Wednesday 8 June 2016

Why do I need ducks?


“You don't have a slug problem; you have a duck deficiency.”  - Bill Mollison

There are a variety of reasons why you should want ducks. They lay eggs and/or can be reared for meat, they eat garden pests, are a great pet, increase the fertility of your soil, use up many types of food scrap, are great company when doing the weeding and in a great many ways deserve the title of “clowns of the garden”.

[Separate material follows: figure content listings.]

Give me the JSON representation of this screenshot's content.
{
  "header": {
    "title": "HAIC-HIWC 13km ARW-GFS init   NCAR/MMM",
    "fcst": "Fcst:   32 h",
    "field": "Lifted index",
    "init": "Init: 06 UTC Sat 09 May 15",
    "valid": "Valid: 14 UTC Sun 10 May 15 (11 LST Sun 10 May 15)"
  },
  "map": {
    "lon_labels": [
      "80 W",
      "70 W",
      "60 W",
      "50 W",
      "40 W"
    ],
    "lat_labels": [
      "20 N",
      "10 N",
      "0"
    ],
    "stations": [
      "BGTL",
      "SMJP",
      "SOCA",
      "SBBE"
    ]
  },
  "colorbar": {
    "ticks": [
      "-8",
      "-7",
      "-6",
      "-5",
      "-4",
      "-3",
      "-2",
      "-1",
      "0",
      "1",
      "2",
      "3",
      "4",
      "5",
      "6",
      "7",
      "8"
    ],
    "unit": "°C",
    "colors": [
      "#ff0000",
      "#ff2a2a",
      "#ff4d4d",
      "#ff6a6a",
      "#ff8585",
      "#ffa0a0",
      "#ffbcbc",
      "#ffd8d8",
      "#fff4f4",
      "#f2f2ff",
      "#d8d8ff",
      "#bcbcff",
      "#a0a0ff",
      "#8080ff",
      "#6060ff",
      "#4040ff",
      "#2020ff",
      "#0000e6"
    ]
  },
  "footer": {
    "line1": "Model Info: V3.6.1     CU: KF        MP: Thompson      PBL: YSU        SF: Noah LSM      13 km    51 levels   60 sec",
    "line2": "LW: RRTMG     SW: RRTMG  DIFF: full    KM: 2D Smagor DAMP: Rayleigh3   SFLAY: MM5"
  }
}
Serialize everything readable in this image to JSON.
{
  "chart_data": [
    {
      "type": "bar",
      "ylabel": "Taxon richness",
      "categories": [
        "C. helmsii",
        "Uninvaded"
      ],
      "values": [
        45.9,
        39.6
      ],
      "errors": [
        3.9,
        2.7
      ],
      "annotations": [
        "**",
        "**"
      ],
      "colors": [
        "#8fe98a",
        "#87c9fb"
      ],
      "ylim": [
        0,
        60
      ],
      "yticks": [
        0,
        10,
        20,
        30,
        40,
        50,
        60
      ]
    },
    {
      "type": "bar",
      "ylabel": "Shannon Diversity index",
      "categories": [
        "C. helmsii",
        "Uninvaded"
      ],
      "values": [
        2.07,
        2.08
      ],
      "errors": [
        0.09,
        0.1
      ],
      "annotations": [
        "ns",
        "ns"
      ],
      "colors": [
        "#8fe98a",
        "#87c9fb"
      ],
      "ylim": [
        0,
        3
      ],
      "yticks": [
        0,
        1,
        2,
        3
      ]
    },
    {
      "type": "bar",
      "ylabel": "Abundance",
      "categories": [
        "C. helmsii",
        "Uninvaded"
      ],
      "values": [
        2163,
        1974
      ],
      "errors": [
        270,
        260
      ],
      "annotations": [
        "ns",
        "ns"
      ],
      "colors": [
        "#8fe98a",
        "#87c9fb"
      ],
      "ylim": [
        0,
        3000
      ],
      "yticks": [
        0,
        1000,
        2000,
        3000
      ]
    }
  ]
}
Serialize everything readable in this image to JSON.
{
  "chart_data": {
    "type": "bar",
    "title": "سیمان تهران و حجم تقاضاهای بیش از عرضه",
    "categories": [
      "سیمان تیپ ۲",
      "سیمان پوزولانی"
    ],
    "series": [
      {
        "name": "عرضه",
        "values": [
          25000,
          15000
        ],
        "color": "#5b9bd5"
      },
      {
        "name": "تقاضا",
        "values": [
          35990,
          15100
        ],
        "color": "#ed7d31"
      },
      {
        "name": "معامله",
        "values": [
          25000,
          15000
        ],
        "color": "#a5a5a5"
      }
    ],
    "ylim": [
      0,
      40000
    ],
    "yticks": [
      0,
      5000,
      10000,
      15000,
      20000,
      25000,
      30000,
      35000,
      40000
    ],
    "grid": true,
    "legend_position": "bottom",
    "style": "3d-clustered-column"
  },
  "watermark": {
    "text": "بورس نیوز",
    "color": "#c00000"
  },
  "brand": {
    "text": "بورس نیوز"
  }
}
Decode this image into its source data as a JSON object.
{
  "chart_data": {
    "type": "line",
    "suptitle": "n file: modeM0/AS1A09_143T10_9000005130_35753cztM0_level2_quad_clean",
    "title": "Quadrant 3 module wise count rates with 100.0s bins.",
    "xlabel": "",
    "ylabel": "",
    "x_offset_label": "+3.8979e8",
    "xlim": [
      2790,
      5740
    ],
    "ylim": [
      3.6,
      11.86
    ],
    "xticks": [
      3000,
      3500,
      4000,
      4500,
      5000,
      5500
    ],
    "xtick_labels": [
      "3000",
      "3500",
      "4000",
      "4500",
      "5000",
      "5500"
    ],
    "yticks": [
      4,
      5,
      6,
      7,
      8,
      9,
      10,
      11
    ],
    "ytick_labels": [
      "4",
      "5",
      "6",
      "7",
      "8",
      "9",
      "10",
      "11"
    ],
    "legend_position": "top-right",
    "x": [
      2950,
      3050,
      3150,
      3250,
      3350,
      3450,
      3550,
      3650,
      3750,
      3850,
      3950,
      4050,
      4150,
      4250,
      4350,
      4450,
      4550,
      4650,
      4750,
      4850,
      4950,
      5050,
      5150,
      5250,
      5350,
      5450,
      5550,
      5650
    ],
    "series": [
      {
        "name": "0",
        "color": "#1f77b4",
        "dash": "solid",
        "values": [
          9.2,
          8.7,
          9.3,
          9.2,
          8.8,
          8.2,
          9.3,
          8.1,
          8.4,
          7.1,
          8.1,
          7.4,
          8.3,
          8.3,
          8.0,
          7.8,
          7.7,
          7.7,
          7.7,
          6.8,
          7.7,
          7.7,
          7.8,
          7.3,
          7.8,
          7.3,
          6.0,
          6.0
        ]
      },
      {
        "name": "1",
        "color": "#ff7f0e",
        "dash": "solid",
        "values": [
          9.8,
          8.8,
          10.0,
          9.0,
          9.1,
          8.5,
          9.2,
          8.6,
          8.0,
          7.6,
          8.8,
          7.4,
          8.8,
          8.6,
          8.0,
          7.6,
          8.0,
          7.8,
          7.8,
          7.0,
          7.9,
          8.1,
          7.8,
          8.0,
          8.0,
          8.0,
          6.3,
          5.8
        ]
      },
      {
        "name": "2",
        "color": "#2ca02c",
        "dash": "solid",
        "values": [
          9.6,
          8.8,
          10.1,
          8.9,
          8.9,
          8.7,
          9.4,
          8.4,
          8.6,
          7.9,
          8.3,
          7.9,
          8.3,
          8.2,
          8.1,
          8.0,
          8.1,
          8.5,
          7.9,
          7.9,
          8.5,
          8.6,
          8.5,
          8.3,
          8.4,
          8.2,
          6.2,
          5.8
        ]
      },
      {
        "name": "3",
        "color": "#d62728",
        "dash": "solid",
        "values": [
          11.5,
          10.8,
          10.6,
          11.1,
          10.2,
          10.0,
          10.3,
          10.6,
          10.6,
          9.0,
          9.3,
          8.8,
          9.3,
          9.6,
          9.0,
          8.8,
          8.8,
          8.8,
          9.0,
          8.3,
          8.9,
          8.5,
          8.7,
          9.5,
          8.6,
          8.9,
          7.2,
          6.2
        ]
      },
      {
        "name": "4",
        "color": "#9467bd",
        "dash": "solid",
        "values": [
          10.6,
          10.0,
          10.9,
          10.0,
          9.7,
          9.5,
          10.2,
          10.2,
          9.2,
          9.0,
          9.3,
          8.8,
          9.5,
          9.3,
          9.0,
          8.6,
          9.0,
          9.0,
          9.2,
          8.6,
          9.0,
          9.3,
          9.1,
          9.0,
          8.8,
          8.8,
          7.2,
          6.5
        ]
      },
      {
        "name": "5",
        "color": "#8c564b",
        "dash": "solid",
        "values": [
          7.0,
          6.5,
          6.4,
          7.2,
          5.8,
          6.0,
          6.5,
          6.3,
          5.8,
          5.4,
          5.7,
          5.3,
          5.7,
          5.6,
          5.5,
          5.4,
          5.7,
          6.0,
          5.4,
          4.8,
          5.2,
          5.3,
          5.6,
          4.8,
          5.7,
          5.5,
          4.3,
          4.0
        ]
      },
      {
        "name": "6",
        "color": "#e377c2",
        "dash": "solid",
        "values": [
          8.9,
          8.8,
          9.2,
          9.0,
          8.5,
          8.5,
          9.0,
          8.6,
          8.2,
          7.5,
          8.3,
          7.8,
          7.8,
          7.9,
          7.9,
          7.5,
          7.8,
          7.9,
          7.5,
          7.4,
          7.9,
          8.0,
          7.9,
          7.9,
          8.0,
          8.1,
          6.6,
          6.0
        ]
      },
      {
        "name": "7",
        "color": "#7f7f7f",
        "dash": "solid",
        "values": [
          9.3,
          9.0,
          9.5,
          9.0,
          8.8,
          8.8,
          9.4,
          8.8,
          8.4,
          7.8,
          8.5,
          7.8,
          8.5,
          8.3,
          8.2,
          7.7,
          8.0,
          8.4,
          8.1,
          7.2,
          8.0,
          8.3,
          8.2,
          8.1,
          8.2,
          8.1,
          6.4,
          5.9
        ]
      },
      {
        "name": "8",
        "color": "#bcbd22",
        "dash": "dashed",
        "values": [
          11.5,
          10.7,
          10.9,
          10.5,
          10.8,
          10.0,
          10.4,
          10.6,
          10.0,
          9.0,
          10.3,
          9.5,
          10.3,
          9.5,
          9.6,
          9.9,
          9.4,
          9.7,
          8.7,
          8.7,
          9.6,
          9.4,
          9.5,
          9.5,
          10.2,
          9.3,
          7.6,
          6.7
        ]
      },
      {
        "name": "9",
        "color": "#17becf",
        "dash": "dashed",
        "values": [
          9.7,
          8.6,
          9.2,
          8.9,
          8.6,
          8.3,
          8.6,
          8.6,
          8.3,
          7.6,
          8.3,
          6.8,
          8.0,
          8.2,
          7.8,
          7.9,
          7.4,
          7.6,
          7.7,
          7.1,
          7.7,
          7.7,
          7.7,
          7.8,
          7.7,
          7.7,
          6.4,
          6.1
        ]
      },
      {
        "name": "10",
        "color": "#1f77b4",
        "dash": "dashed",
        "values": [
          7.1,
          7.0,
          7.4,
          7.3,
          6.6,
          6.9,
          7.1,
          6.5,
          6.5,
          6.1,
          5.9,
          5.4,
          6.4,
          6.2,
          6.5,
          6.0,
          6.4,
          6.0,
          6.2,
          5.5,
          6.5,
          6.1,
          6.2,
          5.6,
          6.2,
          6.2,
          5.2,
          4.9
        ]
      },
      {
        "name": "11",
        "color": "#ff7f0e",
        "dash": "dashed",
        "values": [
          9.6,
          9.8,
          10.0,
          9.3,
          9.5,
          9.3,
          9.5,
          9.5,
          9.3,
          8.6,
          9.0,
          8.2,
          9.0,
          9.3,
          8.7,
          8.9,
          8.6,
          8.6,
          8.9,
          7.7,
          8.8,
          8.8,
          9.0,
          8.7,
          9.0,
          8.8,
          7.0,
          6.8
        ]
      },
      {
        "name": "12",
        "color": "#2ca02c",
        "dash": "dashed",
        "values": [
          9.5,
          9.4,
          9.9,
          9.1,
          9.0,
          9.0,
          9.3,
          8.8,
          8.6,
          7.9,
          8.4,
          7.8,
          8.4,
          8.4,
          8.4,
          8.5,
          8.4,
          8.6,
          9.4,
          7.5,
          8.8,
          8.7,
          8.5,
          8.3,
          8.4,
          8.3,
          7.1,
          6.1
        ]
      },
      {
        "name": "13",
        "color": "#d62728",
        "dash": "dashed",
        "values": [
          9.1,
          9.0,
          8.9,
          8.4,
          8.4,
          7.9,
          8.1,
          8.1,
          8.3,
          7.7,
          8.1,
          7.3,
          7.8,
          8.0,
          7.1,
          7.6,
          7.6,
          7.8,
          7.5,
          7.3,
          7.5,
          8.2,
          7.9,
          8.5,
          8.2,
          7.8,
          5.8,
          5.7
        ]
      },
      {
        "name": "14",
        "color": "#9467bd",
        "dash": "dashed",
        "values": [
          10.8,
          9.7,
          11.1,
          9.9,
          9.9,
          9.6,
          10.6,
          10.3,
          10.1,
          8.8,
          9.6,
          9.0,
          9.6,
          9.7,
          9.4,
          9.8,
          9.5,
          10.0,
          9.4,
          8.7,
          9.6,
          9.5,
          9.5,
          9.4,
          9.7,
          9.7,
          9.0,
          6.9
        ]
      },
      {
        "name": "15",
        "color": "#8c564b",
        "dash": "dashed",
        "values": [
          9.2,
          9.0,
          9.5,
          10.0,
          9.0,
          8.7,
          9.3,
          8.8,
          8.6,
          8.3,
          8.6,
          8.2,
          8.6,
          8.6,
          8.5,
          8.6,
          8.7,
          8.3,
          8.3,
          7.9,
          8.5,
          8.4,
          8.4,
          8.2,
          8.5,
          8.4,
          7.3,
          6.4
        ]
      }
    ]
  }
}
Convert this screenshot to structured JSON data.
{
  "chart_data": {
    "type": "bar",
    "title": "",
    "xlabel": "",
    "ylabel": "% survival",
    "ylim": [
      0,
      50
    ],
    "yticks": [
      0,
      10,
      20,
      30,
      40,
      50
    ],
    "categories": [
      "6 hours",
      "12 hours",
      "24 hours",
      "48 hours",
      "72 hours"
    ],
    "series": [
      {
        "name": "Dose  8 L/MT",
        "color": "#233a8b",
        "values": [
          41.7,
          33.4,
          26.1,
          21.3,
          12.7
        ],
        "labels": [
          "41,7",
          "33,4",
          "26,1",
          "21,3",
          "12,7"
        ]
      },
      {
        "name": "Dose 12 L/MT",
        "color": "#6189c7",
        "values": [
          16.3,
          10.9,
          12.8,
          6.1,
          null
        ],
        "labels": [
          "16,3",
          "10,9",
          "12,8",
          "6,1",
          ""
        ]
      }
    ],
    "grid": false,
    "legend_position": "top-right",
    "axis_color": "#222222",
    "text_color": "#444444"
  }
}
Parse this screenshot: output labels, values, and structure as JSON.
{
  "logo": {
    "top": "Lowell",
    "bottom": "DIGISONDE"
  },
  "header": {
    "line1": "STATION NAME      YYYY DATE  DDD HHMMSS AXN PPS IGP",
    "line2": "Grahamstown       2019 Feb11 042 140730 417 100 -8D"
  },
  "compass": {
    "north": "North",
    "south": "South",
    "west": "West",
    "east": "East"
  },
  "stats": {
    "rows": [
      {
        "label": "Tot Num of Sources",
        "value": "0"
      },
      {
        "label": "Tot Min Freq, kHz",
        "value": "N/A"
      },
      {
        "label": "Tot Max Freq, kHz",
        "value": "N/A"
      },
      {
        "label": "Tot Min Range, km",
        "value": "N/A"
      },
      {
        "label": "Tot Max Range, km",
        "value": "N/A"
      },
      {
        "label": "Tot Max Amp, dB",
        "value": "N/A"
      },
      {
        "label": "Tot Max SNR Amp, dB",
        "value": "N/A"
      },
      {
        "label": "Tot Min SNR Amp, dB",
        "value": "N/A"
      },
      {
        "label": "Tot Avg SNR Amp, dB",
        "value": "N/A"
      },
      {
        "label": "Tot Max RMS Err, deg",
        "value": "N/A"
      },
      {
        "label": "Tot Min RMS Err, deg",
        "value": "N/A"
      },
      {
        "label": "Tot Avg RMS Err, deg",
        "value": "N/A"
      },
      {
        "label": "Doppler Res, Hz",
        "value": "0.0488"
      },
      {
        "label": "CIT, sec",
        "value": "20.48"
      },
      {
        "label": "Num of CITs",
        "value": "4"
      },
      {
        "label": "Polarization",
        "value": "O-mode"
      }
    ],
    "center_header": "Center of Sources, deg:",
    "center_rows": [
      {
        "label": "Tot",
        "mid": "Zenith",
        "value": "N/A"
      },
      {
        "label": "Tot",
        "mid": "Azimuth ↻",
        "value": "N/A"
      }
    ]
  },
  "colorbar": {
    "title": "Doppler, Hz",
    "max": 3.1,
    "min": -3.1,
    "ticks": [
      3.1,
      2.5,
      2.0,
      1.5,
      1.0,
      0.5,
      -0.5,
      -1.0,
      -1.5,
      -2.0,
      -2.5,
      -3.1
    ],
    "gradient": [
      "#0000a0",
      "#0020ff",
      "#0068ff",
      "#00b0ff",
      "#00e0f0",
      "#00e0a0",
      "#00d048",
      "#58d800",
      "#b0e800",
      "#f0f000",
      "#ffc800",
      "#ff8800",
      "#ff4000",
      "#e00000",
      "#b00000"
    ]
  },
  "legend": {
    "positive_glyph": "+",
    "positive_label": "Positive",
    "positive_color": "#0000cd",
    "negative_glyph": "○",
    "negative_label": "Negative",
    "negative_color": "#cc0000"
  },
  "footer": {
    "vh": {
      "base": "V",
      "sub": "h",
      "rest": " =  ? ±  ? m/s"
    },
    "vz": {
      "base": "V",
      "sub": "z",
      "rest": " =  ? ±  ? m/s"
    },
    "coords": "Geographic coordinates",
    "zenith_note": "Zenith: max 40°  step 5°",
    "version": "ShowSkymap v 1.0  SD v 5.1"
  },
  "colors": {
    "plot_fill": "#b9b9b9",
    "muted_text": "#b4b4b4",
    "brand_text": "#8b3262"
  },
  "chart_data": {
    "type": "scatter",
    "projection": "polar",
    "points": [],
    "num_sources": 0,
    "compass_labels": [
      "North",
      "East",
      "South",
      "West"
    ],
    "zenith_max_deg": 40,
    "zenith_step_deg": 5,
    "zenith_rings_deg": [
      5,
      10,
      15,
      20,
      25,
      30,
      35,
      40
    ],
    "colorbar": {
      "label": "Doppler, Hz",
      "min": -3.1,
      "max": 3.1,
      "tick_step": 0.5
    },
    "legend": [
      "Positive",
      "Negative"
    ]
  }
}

For us, the simple reason why we needed ducks was that our garden and the plants within it, whether edibles or ornamentals, were being absolutely ravaged by slugs and snails. We live in Austria (Alps, not kangaroos), where we have pretty much every type of slug and snail imaginable: cute little black slugs, half-inch grey slugs, orangey-brown slugs up to a foot in length, big black snails with orange patches, teeny almost invisible snails, humongous Weinberg snails (the ones you find in French restaurants) and everything in between. Some gardening years in Austria are so bad that the slugs even start eating plants which are supposed to be slug-proof, like tomatoes!

But wait, did you try…

YES! We tried slug pellets (yes, both ferramol and metaldehyde), we tried beer traps, we tried copper strips, we tried spiky slug fences made from old cans, we tried wood ash, we tried chalk, we tried that thing where you cut a potato in half and go collect the slugs afterwards, we tried that thing where you put down wooden planks and pick the slugs off the bottom while they sleep during the daytime, we tried hand collecting them just after dusk… we tried all those and many more.

All of them worked a little, but when all it takes is one slug to break through your defences and cut a seedling in half at the stalk, "a little" really isn't good enough. You need something to drastically alter the slug equilibrium in the long term. And do you know what really does work? Ducks!

That is why we need ducks. If you have a garden of a reasonable size, I’d wager that you need ducks too!